СЕМА: Кто будет играть? Кто играть? Ой, Сура, не будьте материалисткой. Янкеля-музыканта нет, но есть его скрипка… Скрипка Янкеля-музыканта будет сама играть предвестные песни. Слушай, Сура… Слушай, Сура.

Скрипка играет.

СЕМА (экстазно): Звуки растут… Они наполняют небо и землю… В них, Сура, звучат голоса луны и солнца, птиц и рыб, всех видимых и невидимых
СУРА: Ой, Сема-переплетчик, Сема-переплетчик… твои слова жгут огнем душу страдалицы Суры…
СЕМА: Мои слова жгут огнем. Сура, страдалица Сура, я прочту тебе книгу, и она не сожжет, она испепелит тебя… Это удивительная книга, эта книга пробуждает дух, эта книга сияет, как солнце…
СУРА: Читай, читай, скорее читай, Сема-переплетчик.
СЕМА: Слушай. Слушай, страдалица Сура: ‘Прейскурант гоночных и дорожных автомобилей фирмы ‘Самодав’. Соединение прочности, удобства и изящности…’ Слушай, страдалица Сура…
СУРА: Слушаю, Сема.
СЕМА: И я мечтаю, Сура, как я сел с тобой в такой автомобиль и объехал все страны, все земли, все океаны… У нашего автомобиля будет (читает) мотор 4 цилиндра, монблок, закрытые клапаны.
СУРА: О, Сема, закрытые клапаны. Это же красиво… Я уже чувствую, что моя душа поднимается над землей…
СЕМА: В долгие вечера я читаю каталог и мечтаю об автомобиле… У него будут, слушай, Сура, ‘карбюратор автоматический’, Сура…
СУРА: Ой, Сема, я схожу с ума, голова кружится от счастья…
СЕМА: Слушай, Сура… ‘тормоз энергичный, автоматический, рожки всех образцов, автошины, велошины…’
СУРА: Молчи, молчи, сема… Я слышу, как гордо и победно гудят гудки, я вижу, как несутся автомобили — несутся, ой, выше, ой, выше, ой, выше… Ха-ха-ха…
СЕМА: Несчастная страдалица Сура… Она не выдержала моей мистики: она сошла с ума.

Конец.

58 сват (идиш).
59 Видимо, имитация недоговоренного приветствия ‘шолом алейхем’ (‘мир вам’), которое превращено Урванцовым в имя еврейского писателя и драматурга Шолома Аша, известного русской театральной публике.
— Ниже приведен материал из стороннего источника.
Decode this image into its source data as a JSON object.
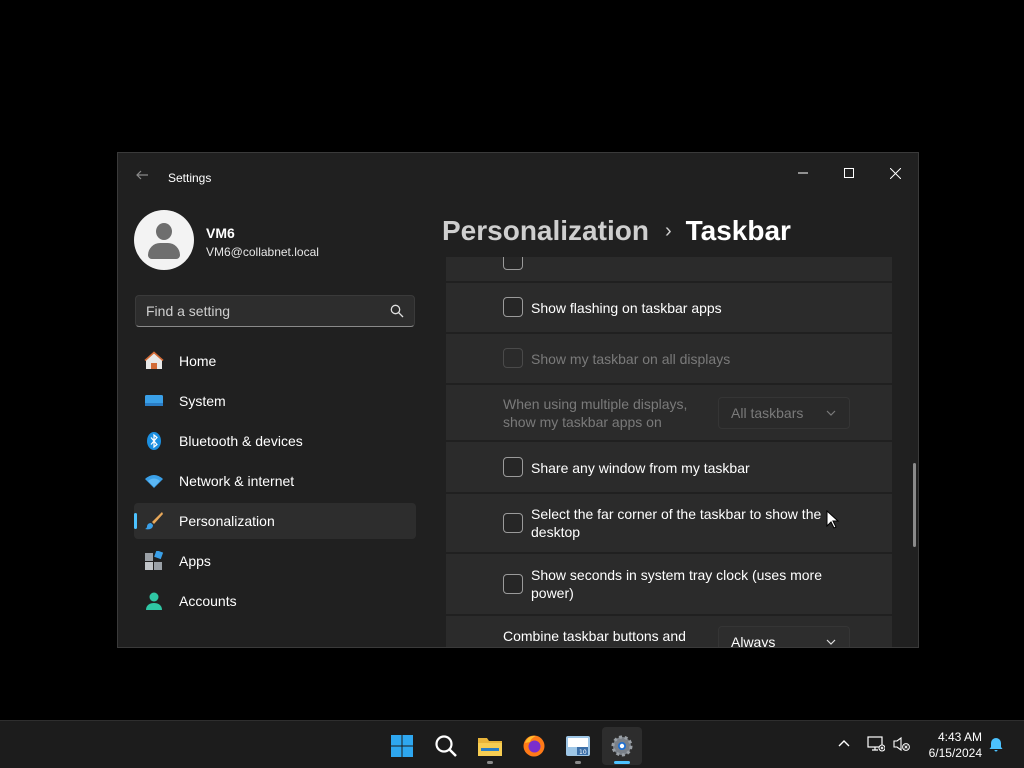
{
  "window": {
    "title": "Settings",
    "controls": {
      "minimize": "minimize",
      "maximize": "maximize",
      "close": "close"
    }
  },
  "profile": {
    "name": "VM6",
    "email": "VM6@collabnet.local"
  },
  "search": {
    "placeholder": "Find a setting"
  },
  "nav": {
    "items": [
      {
        "label": "Home",
        "icon": "home-icon"
      },
      {
        "label": "System",
        "icon": "system-icon"
      },
      {
        "label": "Bluetooth & devices",
        "icon": "bluetooth-icon"
      },
      {
        "label": "Network & internet",
        "icon": "network-icon"
      },
      {
        "label": "Personalization",
        "icon": "paintbrush-icon",
        "selected": true
      },
      {
        "label": "Apps",
        "icon": "apps-icon"
      },
      {
        "label": "Accounts",
        "icon": "accounts-icon"
      }
    ]
  },
  "breadcrumb": {
    "parent": "Personalization",
    "separator": "›",
    "current": "Taskbar"
  },
  "settings": {
    "flashing": {
      "label": "Show flashing on taskbar apps",
      "checked": false
    },
    "all_displays": {
      "label": "Show my taskbar on all displays",
      "checked": false,
      "disabled": true
    },
    "multi_display": {
      "label": "When using multiple displays, show my taskbar apps on",
      "value": "All taskbars",
      "disabled": true
    },
    "share_window": {
      "label": "Share any window from my taskbar",
      "checked": false
    },
    "far_corner": {
      "label": "Select the far corner of the taskbar to show the desktop",
      "checked": false
    },
    "seconds": {
      "label": "Show seconds in system tray clock (uses more power)",
      "checked": false
    },
    "combine": {
      "label": "Combine taskbar buttons and",
      "value": "Always"
    }
  },
  "taskbar": {
    "apps": [
      "start-icon",
      "search-icon",
      "file-explorer-icon",
      "firefox-icon",
      "app-icon",
      "settings-icon"
    ],
    "clock": {
      "time": "4:43 AM",
      "date": "6/15/2024"
    }
  },
  "colors": {
    "accent": "#4cc2ff",
    "window_bg": "#202020",
    "card_bg": "#2b2b2b",
    "taskbar_bg": "#1c1c1c"
  }
}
В пьесах Аша изображена удушающая атмосфера еврейского местечка.
60 Боже мой! (идиш).

ПРИМЕЧАНИЯ

Печатается по авторской машинописной копии: СПбТБ ОРИРК. Фонд ‘Русская драма’. No I.4.8.48. На экземпляре печать цензора С. К. Реброва: ‘К постановке дозволено 17 сентября 1913 г.’ Премьера пьесы в ‘Кривом зеркале’ состоялась 16 ноября 1915 г. Рецензии были сдержанными. А. Кугель писал: ‘Пародия на еврейские темы не совсем доходит до публики. Тема сама по себе очень остра, и комизм беспрестанных высылок действующих лиц застревает на пороге смеха’ (Н. Н-в [Кугель А. Р.]. ‘Кривое зеркало’ // Театр и искусство. 1915. No 47 (22 нояб.) С. 825).